GETTING RID OF BRADLEY is similar in some respects to CRAZY FOR YOU, in that both involve a woman who wants to break out of her boring life and a man who's stalking her. I liked the former better; the tone is lighter overall, even when it comes to dark elements, and it's set up from the beginning as a playful romantic comedy with elements of mystery and suspense, rather than a romantic comedy with unwelcome intrusions of creepy reality.
High school physics teacher Lucy Savage is getting divorced from her husband Bradley. He's stood her up at divorce court, her sister is bossing her around, and she hates her newly blonde hair. When someone shoots at her and she mistakes the cop who pushes her out of the way for a mugger and beats him up, it actually improves her day. Next thing she knows, she's being stalked by a mysterious person, who may be her Bradley or the Bradley the cop is looking for (they may or may not be the same Bradley) so naturally, the cop has to move in with her and her three dogs (one of whom has invented a dog joke) and her ever-mutating hair. To guard and protect her, of course.
This book cracked me up. If you want to learn how to use repetition for comic effect, study it. If you want to be cheered up, just read and be cheered. I was particularly gratified to find a Crusie heroine who knows self-defense, even if it's not always directed at the correct parties. The police work is less than plausible and the sex scene is generic (Crusie got much better at writing them later on) but generally the book made me very happy.

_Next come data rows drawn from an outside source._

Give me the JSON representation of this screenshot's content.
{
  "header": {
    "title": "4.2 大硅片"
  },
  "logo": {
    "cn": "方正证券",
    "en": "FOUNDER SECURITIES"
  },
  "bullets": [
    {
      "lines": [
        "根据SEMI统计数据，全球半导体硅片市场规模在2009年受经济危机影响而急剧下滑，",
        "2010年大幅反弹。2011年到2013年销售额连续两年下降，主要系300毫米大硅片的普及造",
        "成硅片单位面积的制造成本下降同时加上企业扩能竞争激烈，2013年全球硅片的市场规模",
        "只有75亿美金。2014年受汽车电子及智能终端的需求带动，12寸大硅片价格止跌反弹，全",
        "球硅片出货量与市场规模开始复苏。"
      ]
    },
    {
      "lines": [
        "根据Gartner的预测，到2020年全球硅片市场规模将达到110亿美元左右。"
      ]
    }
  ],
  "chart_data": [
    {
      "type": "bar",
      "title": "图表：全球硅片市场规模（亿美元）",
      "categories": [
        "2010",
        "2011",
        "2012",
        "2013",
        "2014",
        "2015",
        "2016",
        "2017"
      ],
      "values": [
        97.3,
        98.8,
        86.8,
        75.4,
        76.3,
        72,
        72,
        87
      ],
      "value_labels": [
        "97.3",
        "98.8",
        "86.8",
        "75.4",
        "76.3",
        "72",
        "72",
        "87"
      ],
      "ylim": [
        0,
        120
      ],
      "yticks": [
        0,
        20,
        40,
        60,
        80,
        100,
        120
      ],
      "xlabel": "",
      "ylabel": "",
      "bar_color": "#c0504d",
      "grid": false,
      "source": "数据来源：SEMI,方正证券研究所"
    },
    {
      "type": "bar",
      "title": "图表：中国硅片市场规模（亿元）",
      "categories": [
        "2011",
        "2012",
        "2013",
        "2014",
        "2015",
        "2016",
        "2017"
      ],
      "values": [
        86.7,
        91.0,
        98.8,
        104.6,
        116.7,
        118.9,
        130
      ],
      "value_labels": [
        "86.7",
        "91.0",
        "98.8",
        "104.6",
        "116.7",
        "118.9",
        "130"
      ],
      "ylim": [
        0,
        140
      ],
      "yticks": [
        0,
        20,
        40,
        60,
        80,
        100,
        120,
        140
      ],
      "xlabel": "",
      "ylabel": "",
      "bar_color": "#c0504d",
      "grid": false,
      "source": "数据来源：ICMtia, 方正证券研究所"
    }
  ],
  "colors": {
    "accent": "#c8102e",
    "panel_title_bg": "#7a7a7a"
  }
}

In FLOWERS FROM THE STORM, the Duke of Jervaux, who is a rake and a mathematical genius, is called out for a duel for having an affair with a married woman. But before anyone can fire, he has a stroke and collapses. He wakes up in an asylum. He's unable to speak, understand spoken language, or read and write words, though his mathematical abilities are intact. Unfortunately, at that time no one understands what's happened to him and they think he's insane. Enter Maddy, whose blind mathematician father was in a mathematics society with Jervaulx. Maddy and her father are Quakers, and she gets a message from God that she needs to rescue Jervaux, who she realizes is not insane, but only unable to communicate. (The mad chemistry between them has nothing to do with it, she tells herself, because he is a man of the world and if she gets involved with him, the Quakers will disown her.)
The first third or so of the book, before Jervaulx starts to recover, contain some fascinating attempts at writing from the point of view of someone who has lost language. Kinsale does a good job of conveying a state which is inherently impossible to portray in words. I liked the way both Jervaulx and Maddy had inner worlds which were intensely important to them, and also came from diametrically opposed backgrounds, and how difficult it was to communicate with each other because of it, and how comparatively easy it was for them to bridge the gap of his aphasia.
The main problem I had with the book was the pacing. Although I liked the characters and was engaged by their predicaments, there were a number of places where I found the book easy to put down, unlike, say, SHADOWHEART or THE SHADOW AND THE STAR or even MY SWEET FOLLY, all of which I was glued to from beginning to end.
There's also a point at which Kinsale probably should have stopped adding new complications and reasons why Maddy and Jervaulx were doomed as a couple, because eventually I started to think that their relationship was just too difficult, that they didn't have enough in common and there were too many obstacles and too much Maddy especially had to give up, and that they would never be truly happy together. That mad chemistry had better keep cooking, or they will be in trouble a year or two after the end of the book.